Un volumen reúne el epistolario completo de Miguel Mihura

  • La edición, a cargo de José Antonio Llera y publicada por Renacimiento, recoge cartas reveladoras como una en la que Jardiel Poncela acusa de plagio al autor de 'Ninette'

El libro Epistolario selecto de Fuenterrabía (1928-1977) (Editorial Renacimiento), del filólogo José Antonio Llera, saca a la luz 52 cartas inéditas pertenecientes al legado personal de Miguel Mihura que permiten reconstruir su trayectoria profesional y vital, así como los vínculos que lo unen a la llamada otra generación del 27. Llera explicó que las cartas han sido seleccionadas de un archivo privado que los hermanos Mihura legaron al matrimonio Ruiz-Villandiego, vecinos en la localidad de Fuenterrabía (Guipúzcoa), a quienes les unían una gran amistad.

Las epístolas pertenecen a un período de tiempo comprendido entre 1928 y 1977 y han sido ordenadas cronológicamente por el profesor, lo que posibilita que su lectura "ilumine con una luz nueva determinados acontecimientos de la vida del dramaturgo". Según Llera, en el legado de Mihura se encuentran en total un centenar de cartas, que se pueden dividir en profesionales, amistosas e íntimas. El profesor se ha ocupado de los dos primeros grupos por ser los "más interesantes" a la hora de trazar un perfil biográfico de Mihura. Las cartas seleccionadas forman, en palabras del filólogo, una "especie de línea discontinua gracias a la cual se puede trazar un perfil biográfico, una suerte de línea punteada a partir de la que podemos recortar la silueta de este personaje". Entre las cartas amistosas, el académico reproduce la correspondencia mantenida entre Mihura y Edgar Neville, Tono o López Rubio, entre otros, que evidencian la relación existente entre los miembros de la generación de humoristas del 27.

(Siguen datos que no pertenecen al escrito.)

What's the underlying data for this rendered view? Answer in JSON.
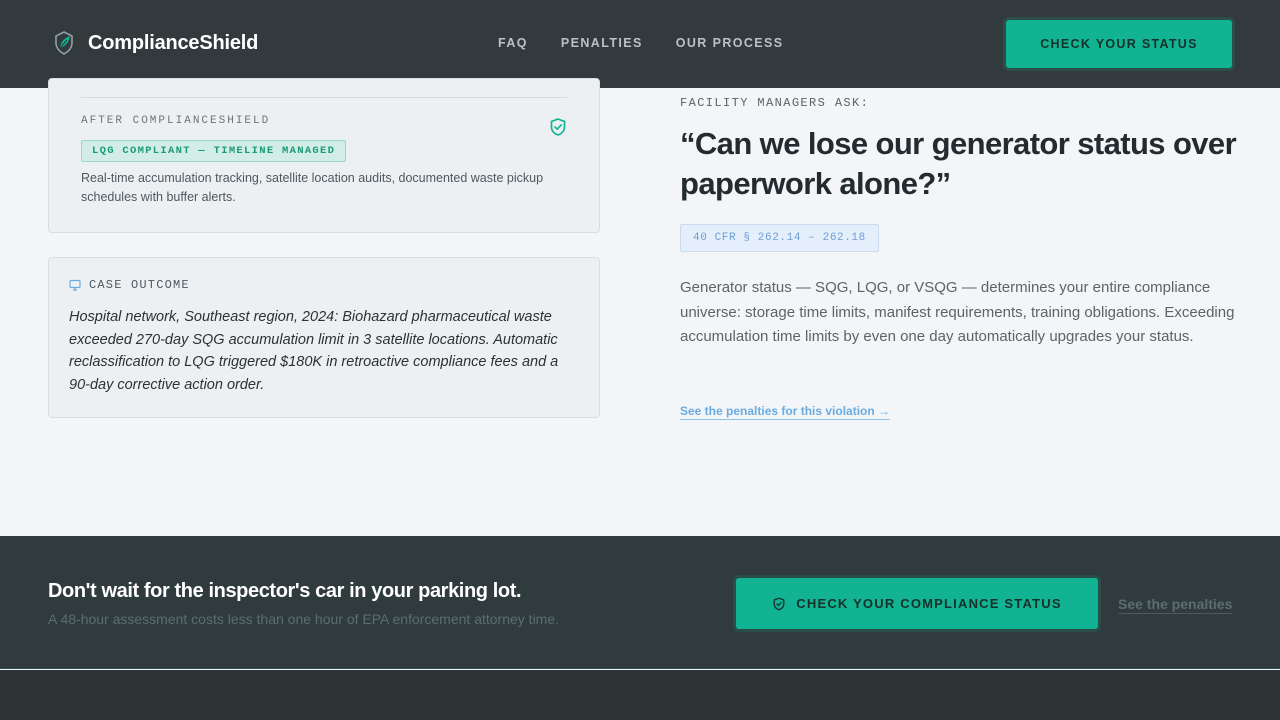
{
  "colors": {
    "nav_bg": "#323a3d",
    "accent": "#12b393",
    "page_bg": "#f3f5f8",
    "cta_band_bg": "#2f3b3d",
    "link_blue": "#6aace0"
  },
  "nav": {
    "brand_icon": "leaf-shield-icon",
    "brand_name": "ComplianceShield",
    "links": [
      "FAQ",
      "PENALTIES",
      "OUR PROCESS"
    ],
    "cta_label": "CHECK YOUR STATUS"
  },
  "after_card": {
    "label": "AFTER COMPLIANCESHIELD",
    "icon": "shield-check-icon",
    "badge": "LQG COMPLIANT — TIMELINE MANAGED",
    "description": "Real-time accumulation tracking, satellite location audits, documented waste pickup schedules with buffer alerts."
  },
  "case_card": {
    "icon": "monitor-icon",
    "label": "CASE OUTCOME",
    "text": "Hospital network, Southeast region, 2024: Biohazard pharmaceutical waste exceeded 270-day SQG accumulation limit in 3 satellite locations. Automatic reclassification to LQG triggered $180K in retroactive compliance fees and a 90-day corrective action order."
  },
  "faq": {
    "eyebrow": "FACILITY MANAGERS ASK:",
    "question": "“Can we lose our generator status over paperwork alone?”",
    "citation": "40 CFR § 262.14 – 262.18",
    "answer": "Generator status — SQG, LQG, or VSQG — determines your entire compliance universe: storage time limits, manifest requirements, training obligations. Exceeding accumulation time limits by even one day automatically upgrades your status.",
    "link": "See the penalties for this violation →"
  },
  "cta": {
    "title": "Don't wait for the inspector's car in your parking lot.",
    "subtitle": "A 48-hour assessment costs less than one hour of EPA enforcement attorney time.",
    "button_icon": "shield-icon",
    "button_label": "CHECK YOUR COMPLIANCE STATUS",
    "secondary_link": "See the penalties"
  }
}
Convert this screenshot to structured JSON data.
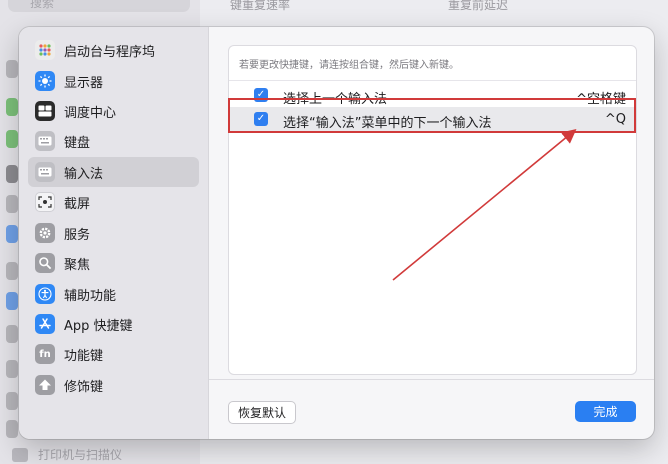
{
  "background": {
    "search_placeholder": "搜索",
    "col1_label": "键重复速率",
    "col2_label": "重复前延迟",
    "bottom_item_label": "打印机与扫描仪"
  },
  "sidebar": {
    "items": [
      {
        "label": "启动台与程序坞",
        "icon": "launchpad-dock-icon",
        "color": "#ececec"
      },
      {
        "label": "显示器",
        "icon": "display-icon",
        "color": "#2f88f5"
      },
      {
        "label": "调度中心",
        "icon": "mission-control-icon",
        "color": "#2b2b2b"
      },
      {
        "label": "键盘",
        "icon": "keyboard-icon",
        "color": "#bfbfc4"
      },
      {
        "label": "输入法",
        "icon": "input-source-icon",
        "color": "#bfbfc4"
      },
      {
        "label": "截屏",
        "icon": "screenshot-icon",
        "color": "#bfbfc4"
      },
      {
        "label": "服务",
        "icon": "services-gear-icon",
        "color": "#9e9ea3"
      },
      {
        "label": "聚焦",
        "icon": "spotlight-icon",
        "color": "#9e9ea3"
      },
      {
        "label": "辅助功能",
        "icon": "accessibility-icon",
        "color": "#2f88f5"
      },
      {
        "label": "App 快捷键",
        "icon": "app-store-icon",
        "color": "#2f88f5"
      },
      {
        "label": "功能键",
        "icon": "fn-key-icon",
        "color": "#9e9ea3"
      },
      {
        "label": "修饰键",
        "icon": "modifier-key-icon",
        "color": "#9e9ea3"
      }
    ],
    "selected_index": 4
  },
  "panel": {
    "hint": "若要更改快捷键，请连按组合键，然后键入新键。",
    "rows": [
      {
        "label": "选择上一个输入法",
        "shortcut": "^空格键",
        "checked": true
      },
      {
        "label": "选择“输入法”菜单中的下一个输入法",
        "shortcut": "^Q",
        "checked": true
      }
    ]
  },
  "buttons": {
    "restore_defaults": "恢复默认",
    "done": "完成"
  },
  "colors": {
    "accent": "#2a7ff2",
    "annotation": "#d13a3a"
  }
}
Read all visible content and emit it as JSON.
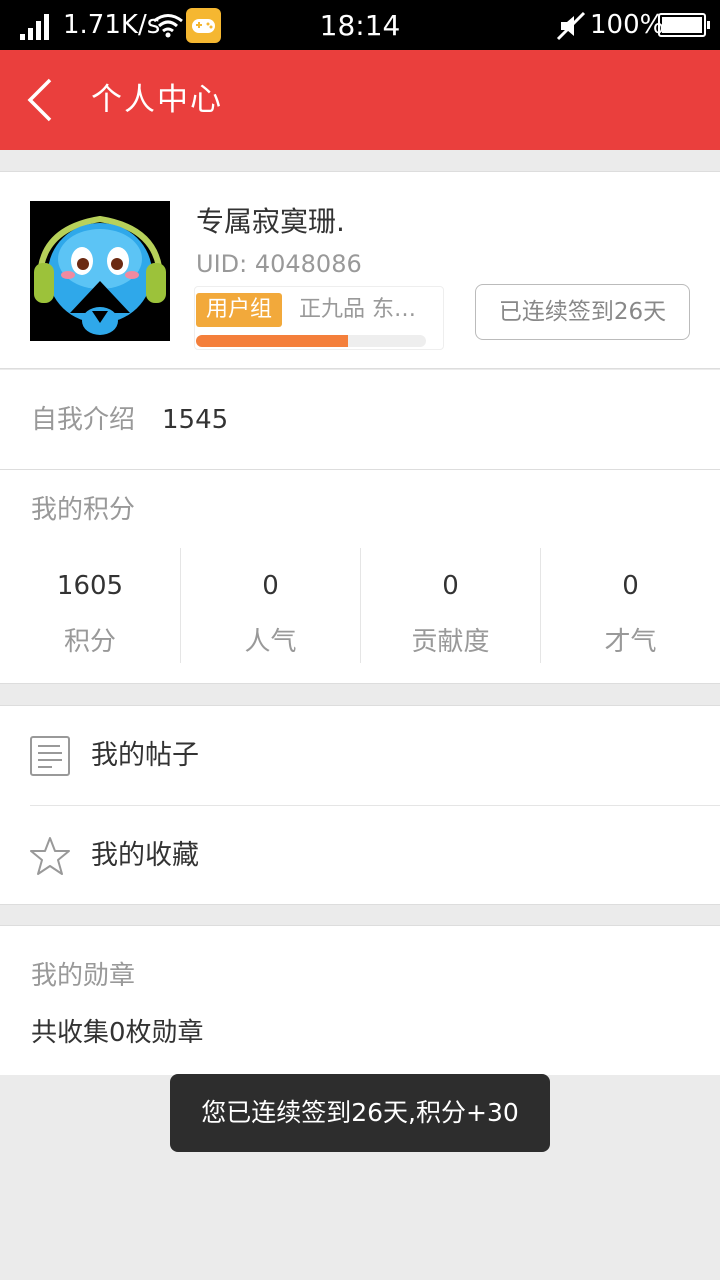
{
  "status_bar": {
    "speed": "1.71K/s",
    "time": "18:14",
    "battery": "100%",
    "icons": [
      "signal-icon",
      "wifi-icon",
      "game-icon",
      "mute-icon",
      "battery-icon"
    ]
  },
  "header": {
    "title": "个人中心",
    "back_icon": "chevron-left-icon",
    "color": "#ea3f3d"
  },
  "profile": {
    "username": "专属寂寞珊.",
    "uid": "UID: 4048086",
    "group_tag": "用户组",
    "group_rank": "正九品 东…",
    "level_progress": 0.66,
    "sign_button": "已连续签到26天"
  },
  "intro": {
    "label": "自我介绍",
    "value": "1545"
  },
  "points": {
    "label": "我的积分",
    "stats": [
      {
        "value": "1605",
        "label": "积分"
      },
      {
        "value": "0",
        "label": "人气"
      },
      {
        "value": "0",
        "label": "贡献度"
      },
      {
        "value": "0",
        "label": "才气"
      }
    ]
  },
  "menu": {
    "posts": "我的帖子",
    "favorites": "我的收藏"
  },
  "medals": {
    "label": "我的勋章",
    "count_text": "共收集0枚勋章"
  },
  "toast": {
    "text": "您已连续签到26天,积分+30"
  }
}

"Lo sabemos prácticamente todo de la Generación del 27, de los poetas, pero es mucho lo que desconocemos sobre este grupo de humoristas", lamentó Llera. Por ello, entiende que recuperar esta correspondencia es "poner la primera piedra para reconstruir la red de vínculos que existía entre ellos", como colaboraciones en revistas, obras de teatro o películas, entre otros. Según el profesor, la carta estrella de este grupo se corresponde con la enviada por Jardiel Poncela en la que el dramaturgo lo "acusa de plagio" y que Mihura tildó en más de una ocasión de "impublicable". Se trata de una carta "muy rabiosa, llena de envidia", en la que Poncela realiza esta acusación "sin mucho fundamento, porque aunque es cierto que tocaban temas parecidos, cada uno desarrolló un estilo propio", apuntó. "Poncela, que gozaba de una importante popularidad, ve cómo un alevín empieza a escalar y siente angustia porque él quería ser el humorista estrella de la generación, al igual que Ramón Gómez de la Serna lo había sido de la anterior", aclaró.

Por otro lado, las epístolas de cariz profesional datan sobre todo de la época de la Guerra Civil, cuando era director de La Ametralladora, y de su etapa al frente de La Codorniz, y revelan sus relaciones con los gestores de las mismas así como con miembros de los órganos de gobierno. Algunas, como las que cruzó con el periodista y diplomático Manuel Aznar, en la que éste responde a una queja de Mihura por no haber sido invitado a una fiesta organizada con motivo del estreno de la película Raza, que acababa de rodar Sáenz de Heredia con guión de Franco, u otra del jefe de Prensa Nacional del momento, Pedro Gómez Aparicio, muestran que "los camisas viejas nunca lo consideraron uno de los suyos y que la presión del dirigismos ideológico planeó siempre sobre su cabeza", señaló Llera.